The JCU graduates working in remote Australia MM6–7 had invariably undertaken an extended 20–35 week placement in rural or remote communities.
This research and other lived experience of medical specialists working in regional, rural and remote Australia9,10 would suggest the answer to providing these essential Australian communities with adequate and appropriate medical care lies in recruiting doctors who actually want to work in rural Australia and then making it easier for them. The existing published research8,11–14 suggests key parameters to identify these doctors, and ways to encourage them to pursue a path in specialist rural medicine.

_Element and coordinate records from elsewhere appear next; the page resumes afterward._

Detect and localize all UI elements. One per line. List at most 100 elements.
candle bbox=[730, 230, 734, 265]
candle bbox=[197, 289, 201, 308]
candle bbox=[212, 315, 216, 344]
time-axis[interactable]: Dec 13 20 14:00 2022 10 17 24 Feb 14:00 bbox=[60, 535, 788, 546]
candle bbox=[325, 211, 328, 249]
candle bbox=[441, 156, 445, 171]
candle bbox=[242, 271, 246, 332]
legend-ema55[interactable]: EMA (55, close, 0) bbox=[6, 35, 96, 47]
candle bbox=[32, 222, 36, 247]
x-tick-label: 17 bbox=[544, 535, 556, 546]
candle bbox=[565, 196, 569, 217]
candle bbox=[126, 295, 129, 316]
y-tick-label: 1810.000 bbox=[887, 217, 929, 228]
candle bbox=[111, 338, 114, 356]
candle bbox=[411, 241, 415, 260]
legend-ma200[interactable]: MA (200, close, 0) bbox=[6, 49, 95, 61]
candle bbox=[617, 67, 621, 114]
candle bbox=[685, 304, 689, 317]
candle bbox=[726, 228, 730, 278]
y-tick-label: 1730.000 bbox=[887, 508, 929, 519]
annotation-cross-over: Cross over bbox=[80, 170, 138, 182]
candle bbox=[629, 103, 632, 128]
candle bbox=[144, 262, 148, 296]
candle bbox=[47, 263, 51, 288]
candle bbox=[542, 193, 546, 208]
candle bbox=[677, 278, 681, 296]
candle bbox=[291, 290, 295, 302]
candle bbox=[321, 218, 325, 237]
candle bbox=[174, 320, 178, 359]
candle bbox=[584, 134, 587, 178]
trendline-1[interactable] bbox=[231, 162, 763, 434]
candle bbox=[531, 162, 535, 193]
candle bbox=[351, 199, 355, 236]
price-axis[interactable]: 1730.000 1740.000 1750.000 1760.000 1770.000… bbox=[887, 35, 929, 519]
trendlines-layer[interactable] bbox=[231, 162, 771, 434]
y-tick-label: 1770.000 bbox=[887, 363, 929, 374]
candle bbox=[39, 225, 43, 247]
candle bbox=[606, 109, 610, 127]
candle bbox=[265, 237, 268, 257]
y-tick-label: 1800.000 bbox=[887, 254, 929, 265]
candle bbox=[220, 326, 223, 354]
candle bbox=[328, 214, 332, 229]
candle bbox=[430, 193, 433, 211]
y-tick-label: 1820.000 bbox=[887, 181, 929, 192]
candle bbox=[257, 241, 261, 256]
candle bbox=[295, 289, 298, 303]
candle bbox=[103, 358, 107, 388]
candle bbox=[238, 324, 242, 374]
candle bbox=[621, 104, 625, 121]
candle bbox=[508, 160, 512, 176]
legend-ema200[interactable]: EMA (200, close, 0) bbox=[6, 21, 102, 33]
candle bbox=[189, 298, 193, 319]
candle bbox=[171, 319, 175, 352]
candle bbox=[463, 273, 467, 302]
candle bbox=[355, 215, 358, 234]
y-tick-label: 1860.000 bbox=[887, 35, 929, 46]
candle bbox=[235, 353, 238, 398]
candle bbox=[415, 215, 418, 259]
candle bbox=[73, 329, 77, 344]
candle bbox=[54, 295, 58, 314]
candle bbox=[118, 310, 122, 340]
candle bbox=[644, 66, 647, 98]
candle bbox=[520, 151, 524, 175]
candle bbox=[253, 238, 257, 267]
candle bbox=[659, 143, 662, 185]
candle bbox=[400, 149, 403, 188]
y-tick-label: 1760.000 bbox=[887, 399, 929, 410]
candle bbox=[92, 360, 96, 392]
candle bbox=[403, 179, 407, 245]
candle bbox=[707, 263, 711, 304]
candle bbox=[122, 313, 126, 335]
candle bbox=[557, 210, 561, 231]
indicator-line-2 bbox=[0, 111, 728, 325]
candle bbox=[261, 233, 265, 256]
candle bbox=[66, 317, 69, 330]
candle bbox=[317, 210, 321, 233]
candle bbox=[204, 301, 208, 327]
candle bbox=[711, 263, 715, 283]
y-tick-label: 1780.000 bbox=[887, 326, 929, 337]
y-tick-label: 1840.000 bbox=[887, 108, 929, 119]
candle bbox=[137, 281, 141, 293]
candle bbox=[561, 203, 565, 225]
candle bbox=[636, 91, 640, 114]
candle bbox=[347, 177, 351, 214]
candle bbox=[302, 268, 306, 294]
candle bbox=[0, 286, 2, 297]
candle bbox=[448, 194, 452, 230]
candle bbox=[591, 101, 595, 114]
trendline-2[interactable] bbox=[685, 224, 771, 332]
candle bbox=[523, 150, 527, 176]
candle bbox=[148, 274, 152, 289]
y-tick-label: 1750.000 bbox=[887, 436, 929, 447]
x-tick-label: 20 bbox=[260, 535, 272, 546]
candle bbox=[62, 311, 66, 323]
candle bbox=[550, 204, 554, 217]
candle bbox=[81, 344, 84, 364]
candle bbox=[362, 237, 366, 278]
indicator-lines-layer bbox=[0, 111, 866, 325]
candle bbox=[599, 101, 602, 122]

The longer-term statistics reveal that forcing doctors to work in rural Australia is unpopular and unlikely to succeed in the longer term. The comments from IMGs in the AMC’s survey report4 highlights the difficulties faced by the AMC/Ahpra Moratorium in forcing overseas doctors to work in rural Australia. In the end, with time, they follow the trend articulated by Bernard Salt and move to the cities when they can.
The answer lies in working together, and collaboratively, with medical colleges, to develop new specialities, or subsets of existing specialities, that more accurately fulfil both the needs of the doctors who want to work in regional, rural and remote Australia, but also concomitantly and justly fulfil the specialist medical needs of communities they serve.
It is hoped the federal Minister for Health realises this, speaks to the medical colleges—and involves them in the solution.